The high temperatures that have been recorded in recent years and the image of the melting glaciers in Greenland have raised alarms about what humanity is doing to prevent global warming. For several years, the role aviation plays in carbon dioxide emissions has been questioned. But what is the current state of aviation?
On April 15th, a panel organized by Flight Global was held in which the central topic of conversation was sustainability, sustainable aviation fuels and the challenges that airlines face in trying to contribute to the reduction of CO2 emissions. The invited experts were: Remona van der Zon, KLM Sustainability & Reporting Manager; Lauren Riley, United Airlines Managing Director for Global Environmental Affairs and Sustainability; Michael Winter, Pratt & Whitney Senior Fellow for Advanced Technology; Adam Morton, Chair of UK Sustainable Aviation; and Andreea Moyes, BP Global Aviation Sustainability Director.

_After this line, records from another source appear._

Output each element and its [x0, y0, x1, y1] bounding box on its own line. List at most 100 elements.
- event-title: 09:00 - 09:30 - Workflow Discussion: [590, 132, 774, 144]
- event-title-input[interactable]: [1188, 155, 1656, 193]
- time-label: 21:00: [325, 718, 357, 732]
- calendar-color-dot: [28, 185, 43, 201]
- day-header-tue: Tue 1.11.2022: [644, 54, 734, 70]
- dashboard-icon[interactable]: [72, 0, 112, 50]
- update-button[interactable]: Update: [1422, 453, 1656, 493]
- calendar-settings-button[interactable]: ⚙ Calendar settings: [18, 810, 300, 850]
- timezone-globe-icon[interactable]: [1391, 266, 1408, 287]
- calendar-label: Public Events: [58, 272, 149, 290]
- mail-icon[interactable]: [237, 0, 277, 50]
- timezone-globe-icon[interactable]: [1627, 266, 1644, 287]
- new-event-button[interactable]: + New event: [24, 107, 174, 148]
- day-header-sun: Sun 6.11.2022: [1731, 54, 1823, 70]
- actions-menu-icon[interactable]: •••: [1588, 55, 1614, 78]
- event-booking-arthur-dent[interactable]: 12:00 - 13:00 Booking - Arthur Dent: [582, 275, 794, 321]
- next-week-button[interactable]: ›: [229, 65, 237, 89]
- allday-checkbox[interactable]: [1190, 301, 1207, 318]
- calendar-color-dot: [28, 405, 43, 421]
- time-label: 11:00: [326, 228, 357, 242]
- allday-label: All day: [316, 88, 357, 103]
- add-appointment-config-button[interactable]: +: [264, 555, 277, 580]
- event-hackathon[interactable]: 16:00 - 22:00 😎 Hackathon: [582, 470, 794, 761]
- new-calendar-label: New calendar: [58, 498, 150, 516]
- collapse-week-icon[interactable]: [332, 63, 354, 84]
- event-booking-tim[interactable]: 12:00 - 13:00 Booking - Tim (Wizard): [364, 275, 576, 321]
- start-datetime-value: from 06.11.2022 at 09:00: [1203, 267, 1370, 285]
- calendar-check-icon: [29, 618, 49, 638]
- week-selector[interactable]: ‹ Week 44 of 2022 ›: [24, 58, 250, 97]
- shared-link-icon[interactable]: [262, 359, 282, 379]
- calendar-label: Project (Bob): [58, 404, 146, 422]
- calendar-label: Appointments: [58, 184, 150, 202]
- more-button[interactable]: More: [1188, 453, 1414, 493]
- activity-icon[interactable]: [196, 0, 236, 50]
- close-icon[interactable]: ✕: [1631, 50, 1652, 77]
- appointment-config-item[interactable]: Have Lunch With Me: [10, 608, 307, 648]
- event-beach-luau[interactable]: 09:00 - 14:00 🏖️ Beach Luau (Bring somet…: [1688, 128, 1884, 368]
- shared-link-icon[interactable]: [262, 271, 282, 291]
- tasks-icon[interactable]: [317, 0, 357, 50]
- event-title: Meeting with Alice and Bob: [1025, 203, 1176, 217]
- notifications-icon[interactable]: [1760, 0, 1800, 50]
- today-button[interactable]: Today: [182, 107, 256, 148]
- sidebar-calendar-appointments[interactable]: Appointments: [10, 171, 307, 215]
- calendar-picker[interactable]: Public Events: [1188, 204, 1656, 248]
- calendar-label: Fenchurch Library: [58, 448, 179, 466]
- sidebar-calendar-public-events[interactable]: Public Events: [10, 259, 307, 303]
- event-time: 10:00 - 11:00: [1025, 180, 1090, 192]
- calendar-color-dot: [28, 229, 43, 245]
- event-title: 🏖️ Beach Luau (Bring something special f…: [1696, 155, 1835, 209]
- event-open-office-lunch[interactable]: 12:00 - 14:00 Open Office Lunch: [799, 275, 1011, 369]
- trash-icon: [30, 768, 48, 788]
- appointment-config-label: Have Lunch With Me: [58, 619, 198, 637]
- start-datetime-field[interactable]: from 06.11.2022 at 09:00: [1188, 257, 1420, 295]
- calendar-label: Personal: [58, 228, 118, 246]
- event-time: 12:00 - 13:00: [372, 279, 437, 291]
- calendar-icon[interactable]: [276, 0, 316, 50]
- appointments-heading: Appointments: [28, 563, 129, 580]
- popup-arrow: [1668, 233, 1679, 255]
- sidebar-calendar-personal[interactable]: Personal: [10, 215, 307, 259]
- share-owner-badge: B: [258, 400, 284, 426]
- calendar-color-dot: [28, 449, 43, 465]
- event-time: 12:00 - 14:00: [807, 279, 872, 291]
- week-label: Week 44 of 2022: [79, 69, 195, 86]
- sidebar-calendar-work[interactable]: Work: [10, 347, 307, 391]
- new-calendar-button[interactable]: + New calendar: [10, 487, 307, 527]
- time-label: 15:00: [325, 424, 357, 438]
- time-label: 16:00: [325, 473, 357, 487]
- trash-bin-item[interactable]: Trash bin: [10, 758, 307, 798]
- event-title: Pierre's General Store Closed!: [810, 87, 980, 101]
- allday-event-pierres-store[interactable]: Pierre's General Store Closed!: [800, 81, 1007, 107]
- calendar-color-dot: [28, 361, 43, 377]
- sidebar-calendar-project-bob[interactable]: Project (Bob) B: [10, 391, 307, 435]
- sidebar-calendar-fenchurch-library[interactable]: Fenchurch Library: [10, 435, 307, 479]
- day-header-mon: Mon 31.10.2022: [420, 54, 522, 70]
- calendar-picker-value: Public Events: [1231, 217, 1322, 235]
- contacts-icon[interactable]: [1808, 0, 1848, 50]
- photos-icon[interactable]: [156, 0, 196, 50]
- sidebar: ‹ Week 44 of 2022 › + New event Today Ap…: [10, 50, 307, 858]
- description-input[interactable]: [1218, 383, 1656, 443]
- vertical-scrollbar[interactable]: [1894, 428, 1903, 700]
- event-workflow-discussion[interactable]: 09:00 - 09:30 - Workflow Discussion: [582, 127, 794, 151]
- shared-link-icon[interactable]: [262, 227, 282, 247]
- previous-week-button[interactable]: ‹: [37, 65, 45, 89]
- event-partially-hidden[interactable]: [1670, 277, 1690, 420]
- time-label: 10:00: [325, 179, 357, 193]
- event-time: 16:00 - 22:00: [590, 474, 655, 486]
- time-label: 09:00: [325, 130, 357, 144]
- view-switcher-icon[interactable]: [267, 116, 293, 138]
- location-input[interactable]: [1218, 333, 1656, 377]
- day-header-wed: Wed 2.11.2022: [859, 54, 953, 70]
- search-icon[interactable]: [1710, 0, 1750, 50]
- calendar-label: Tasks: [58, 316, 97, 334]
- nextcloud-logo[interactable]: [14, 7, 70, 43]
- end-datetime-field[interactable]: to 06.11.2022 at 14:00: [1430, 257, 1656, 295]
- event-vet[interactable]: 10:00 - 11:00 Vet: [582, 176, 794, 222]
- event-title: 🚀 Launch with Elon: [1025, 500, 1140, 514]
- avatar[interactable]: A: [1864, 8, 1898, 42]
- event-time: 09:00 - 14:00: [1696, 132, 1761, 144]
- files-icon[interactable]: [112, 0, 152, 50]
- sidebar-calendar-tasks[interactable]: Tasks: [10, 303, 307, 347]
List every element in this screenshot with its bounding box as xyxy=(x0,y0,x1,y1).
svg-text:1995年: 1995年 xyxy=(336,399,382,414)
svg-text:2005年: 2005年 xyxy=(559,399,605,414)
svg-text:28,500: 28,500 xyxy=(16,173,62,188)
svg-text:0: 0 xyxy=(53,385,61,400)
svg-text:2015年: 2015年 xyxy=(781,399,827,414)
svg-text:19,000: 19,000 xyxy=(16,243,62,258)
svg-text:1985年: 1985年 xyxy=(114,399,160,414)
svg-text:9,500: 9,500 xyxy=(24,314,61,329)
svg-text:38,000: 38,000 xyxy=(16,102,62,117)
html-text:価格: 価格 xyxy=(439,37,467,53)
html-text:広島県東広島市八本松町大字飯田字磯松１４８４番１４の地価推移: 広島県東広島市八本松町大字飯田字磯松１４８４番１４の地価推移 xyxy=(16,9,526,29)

It is a reality that both the International Civil Aviation Organization (ICAO) and the International Air Transport Association (IATA) recognize that aviation is responsible for 2.5% of global CO2 emissions. This is why, as Michael Winter mentioned, technological development is crucial for the industry to meet carbon objectives. According to Morton it is evident that airlines are implementing a decarbonisation strategy as part of the goal established by IATA to remove 50% of their CO2 emissions by 2050. But to achieve this goal, strategies must be based on three pillars which Lauren Riley described as:
- Carbon capture and sequestration: Removing emissions from current and past flights.
- Innovation: New and more fuel-efficient aircraft.
- Sustainable Aviation Fuel (SAF): biofuels and less polluting aviation fuels.
The latter being the option that has had the most investment, through biofuels, since it brings with it the potential to reduce CO2 emissions by 80% for current aircraft flying today. Airline giants such as United, Delta, KLM, and British Airways – among others – have seen it as a key area of opportunity to meet environmental objectives. Although, as Remona van der Zon mentioned, KLM so far operate approximately 1% of flights with SAF – which, even if a tiny proportion, is still the beginning of a long and positive journey. But the question that arises is whether SAFs and biofuels are the only alternative? KLM shows us that there are other promising projects like the one they carried out with Shell for the development of synthetic fuels. The objective is that in the future most of their operations will be using some of these fuels.
But are airlines alone responsible for this? It is true that carriers are making a great effort but we cannot forget the important role that fuel companies play. In a general consensus the large fuel companies say they are committed to this carbon reduction mission. But the question that arises is why have they not made the use of these new innovative fuels more accessible across different airports? As a matter of fact, the sector has carried out research and projects for a long time but as Andreea Moyes answered:
Only in the most recent 2 years, we have seen significant action that is likely to lead to the availability (of SAF).Andreea Moyes, Aviation Global Sustainability Director, BP.
According to Moyes, Air BP have made these fuels accessible in 20 airports, but it is crucial that these efforts are accompanied by a certainty of demand (somewhat difficult currently) to be able to justify the higher operating costs of producing SAF. This demand is trending and growing exponentially, and it is very likely that in the coming years we will see greater accessibility.
In general, experts believe that we are still on track, and there are positive expectations for aviation to meet these objectives thanks to projects such as: the “Destination 2050” agenda or technological developments. But they emphasize that the industry should no longer focus solely on R&D, but also on Commercial Development to achieve their green goals. In the end, and following Remona’s words, the effort must be “As a whole industry” for this to evolve positively.
Finally, other questions arise, such as how environmentally efficient are airlines today? How true is it that these strategies can be applied globally? We will be able to address these questions in a future article where I will use Data Envelopment Analysis methods to try to answer them. For now, the purpose of this article is to emphasize the points discussed by the panel, to show that airlines are increasingly engaging in this fight, but above all to invite readers to debate the issue. Currently the solutions proposed by many NGO’s is “let’s stop flying” – but this industry is crucial and for complex problems there are no simple solutions. That is why I invite you to reflect and investigate ways to contribute and ensure that aviation can be an ally and not an enemy in this fight against carbon that is so important for mankind.